Television journalist Barkha Dutt's first book has a curious rating pattern on the online store Amazon.in. To begin with, it's got an astonishing number of review. Launched just a fortnight ago, Dutt’s This Unquiet Land had more than 2,400 reviews – three times the number as Chetan Bhagat’s Making India Awesome in its four months on the shelves.

The second is the high proportion of negative reviews. Out of the reviews, at the time of writing, a whopping 97% had given This Unquiet Land one star out of five, the lowest rating available on Amazon.

Unsurprisingly, Barkha Dutt contends that this unusual pattern is the result of a “well-organised campaign exhorting people to downvote my book”. On Friday, Dutt took to social media and hit out against such attempts, providing links to large Facebook groups where members had been exhorted to give the book a poor rating.



Snapdeal reprise

If this strikes you as familiar, it is. Just three weeks ago, outrage against actor Aamir Khan’s comments on his “growing disquiet” with India’s rising intolerance had let to outraged users on social media targeting Snapdeal, a company Khan endorses. Similar to This Unquiet Land, users on social media started a concerted campaign to downvote and uninstall the company's mobile phone app.

Unfortunately, in the case of Snapdeal, the campaign backfired. Powered by a variant of the Streisand Effect, Snapdeal’s app actually went up in the rankings, significantly.



On November 23, the day Khan made his statement, Snapdeal’s India rank in the Google Play Store was 28. In the days after that, as the campaign to downvote the app gained strength, paradoxically, the ranking of the app on the Google Play Store Actually went up, reaching #22 on November 26. On December 17, almost a month after the controversy, the ranking of the app is #14, a significant 14 places above what it was the day Aamir Khan made his statement.

Indeed, much the same seems to be happening for Barkha Dutt’s The Unquiet Land. In spite of so many poor rating and fiery reviews (some of which border on the comic), the book itself was the #1 bestseller in the politics category at the time of writing.

There was, however, one unfortunately side-effect.

 

Futility of social media outrage

The instant nature of social media gives it a powerful voice. The Indian media often uses as a barometer for society itself. But in a country where both Internet access and English language education are limited, just how accurate is this?

Recently, even certain sections of the Bharatiya Janata Party have pointed to the pointlessness of social media outrage ­– ironic, given the overwhelming political bent of Twitter users towards the party.
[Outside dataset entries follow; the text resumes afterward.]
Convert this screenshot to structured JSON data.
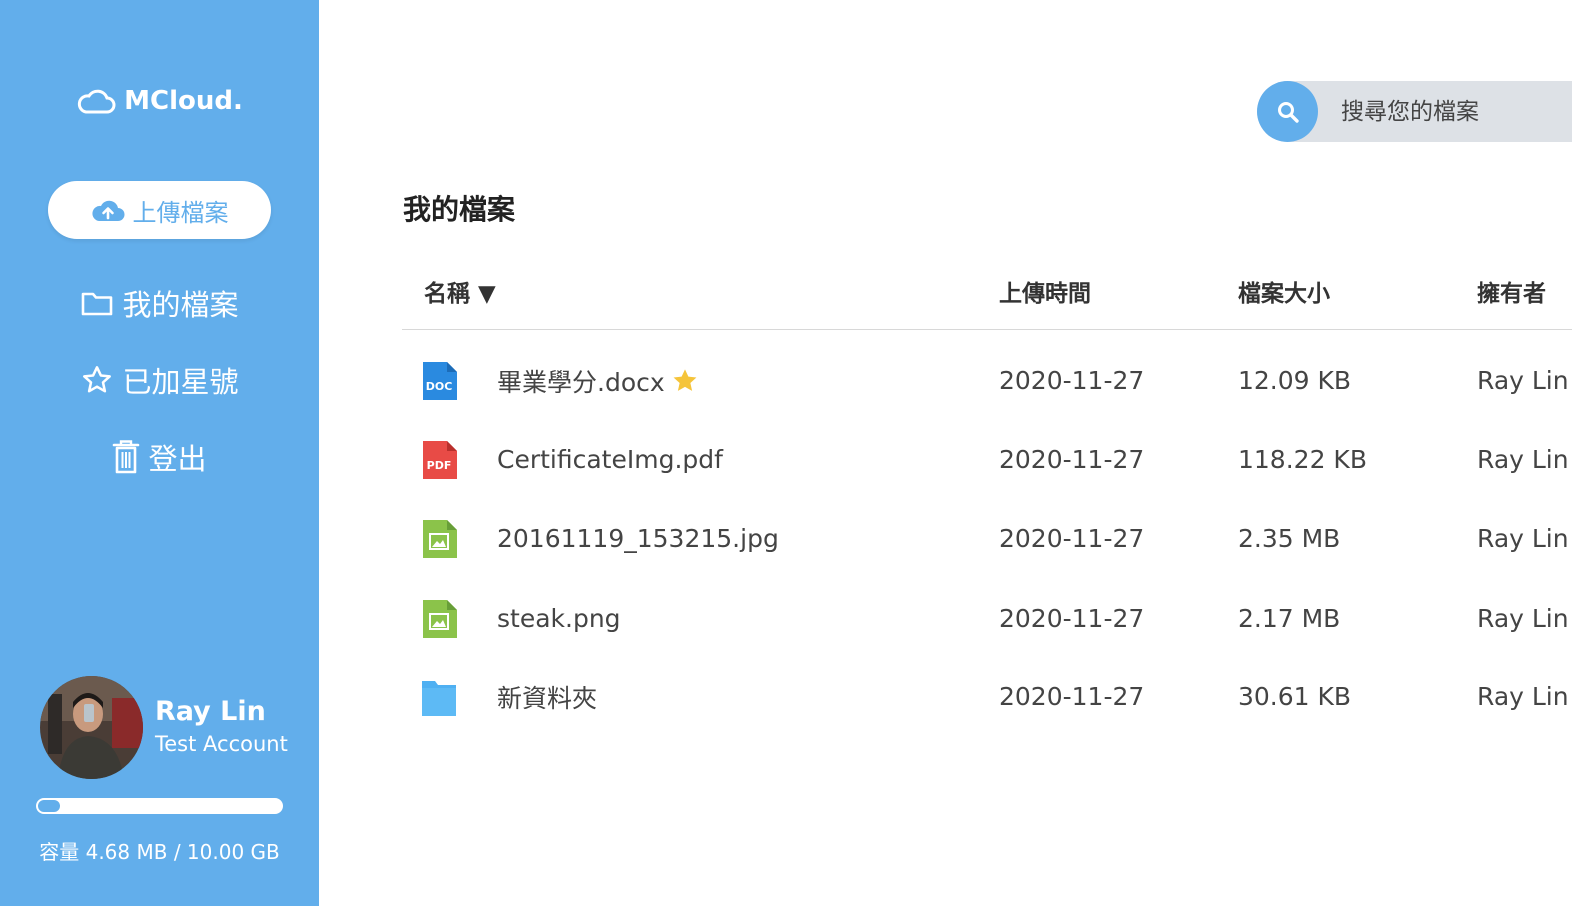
{
  "app": {
    "name": "MCloud."
  },
  "sidebar": {
    "upload_label": "上傳檔案",
    "nav": [
      {
        "label": "我的檔案",
        "icon": "folder-outline-icon"
      },
      {
        "label": "已加星號",
        "icon": "star-outline-icon"
      },
      {
        "label": "登出",
        "icon": "trash-icon"
      }
    ],
    "user": {
      "name": "Ray Lin",
      "role": "Test Account"
    },
    "storage": {
      "label": "容量 4.68 MB / 10.00 GB",
      "used_fraction": 0.0005
    }
  },
  "search": {
    "placeholder": "搜尋您的檔案"
  },
  "main": {
    "title": "我的檔案",
    "columns": {
      "name": "名稱 ▼",
      "date": "上傳時間",
      "size": "檔案大小",
      "owner": "擁有者"
    },
    "files": [
      {
        "name": "畢業學分.docx",
        "type": "doc",
        "starred": true,
        "date": "2020-11-27",
        "size": "12.09 KB",
        "owner": "Ray Lin"
      },
      {
        "name": "CertificateImg.pdf",
        "type": "pdf",
        "starred": false,
        "date": "2020-11-27",
        "size": "118.22 KB",
        "owner": "Ray Lin"
      },
      {
        "name": "20161119_153215.jpg",
        "type": "image",
        "starred": false,
        "date": "2020-11-27",
        "size": "2.35 MB",
        "owner": "Ray Lin"
      },
      {
        "name": "steak.png",
        "type": "image",
        "starred": false,
        "date": "2020-11-27",
        "size": "2.17 MB",
        "owner": "Ray Lin"
      },
      {
        "name": "新資料夾",
        "type": "folder",
        "starred": false,
        "date": "2020-11-27",
        "size": "30.61 KB",
        "owner": "Ray Lin"
      }
    ]
  },
  "colors": {
    "accent": "#62aeeb",
    "doc": "#2a8ae0",
    "pdf": "#e84b46",
    "image": "#8bc34a",
    "folder": "#4fb0f2",
    "star": "#f5c43a"
  }
}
Member of Parliament Anurag Thakur, who is also president of one of the party's youth wings, said that social media did not represent the "sense of the nation" as he was attempting to explain why India has been more willing to engage with Pakistan of late, especially over cricket. A week later, BJP MP Chandan Mitra, who is also the editor and managing director of the Pioneer, mocked social media users as “some people with nothing very much better to do express their opinions on various subjects” and denied that they have any actual influence at all. On Monday, Foreign Minister Sushma Swaraj took on social media outrage over her speaking in Urdu in Pakistan and even wearing green.

Barkha Dutt says she went public with examples of the concerted campaign to stand up to what she saw as bullying. “What sort of environment do we live in where a personal dislike is equal to a bad review," she said. "This is nothing but intellectual intimidation by an Internet mob."

Of course, as examples from Snapdeal to Chandan Mitra show, social media users might act like bullies but the phenomenon is better understood as a modern-day Wizard of Oz. It’s as tall as a giant with a booming voice, spewing fire and smoke. But behind it is a harmless man pulling all kinds of trick levers and the booming voice as it turns out, is nothing but a megaphone.